To see if I could fix that, I moved my VTX to be powered from VBAT instead of the 9V line that Hypetrain suggests in their manual. This improved things noticeably, bringing performance on par with what I was seeing with the Betaflight F4 that was previously in this quad. I want to note that this quadcopter has always had video noise issues. I have isolated this problem down to the motors and it can be improved by adding big capacitors to the quadcopter. Whether or not you have these problems, I would say if you are using a VTX that can take 4S battery voltage, you should use VBAT rather than the 9V provided by the flight controller.
Other than the video distortion, everything else was as expected. Flight performance was unremarkable (that’s what you want when it comes to flight controllers). I can’t say I noticed any improvement in performance with the soft mounted gyro. This quadcopter formerly had a Betaflight F4 flight controller in it with all the same components. The Betaflight did not have a soft mounted gyro. I don’t think that it flies any better now that it has the Riot Control.

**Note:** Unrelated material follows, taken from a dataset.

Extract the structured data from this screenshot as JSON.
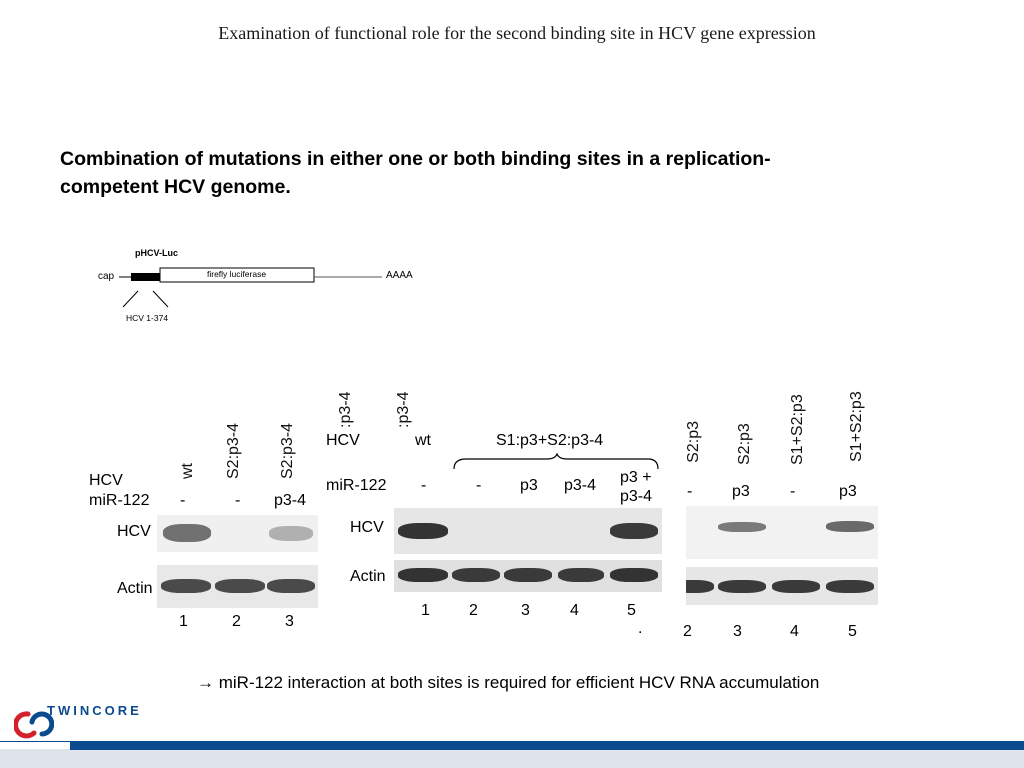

The Hypetrain Riot Control is an impressive flight controller. When looking at features, it checks every box I could ever want from an F4 flight controller. It has a kick-ass pad layout to boot. I’m not convinced that the MPU6000 gyro needs the soft mounting structure that the Riot Control provides over competitors like the DYS F4 Pro v2, but I am sure that it can only improve performance. More importantly, by going with the Rotor Riot, you get an excellent manual and the great customer support which only an American company can provide.
For these reasons, I can recommend the Riot Control to pretty much any pilot. Beginners will be well served by the excellent manual, while pros will appreciate the extensive list of features.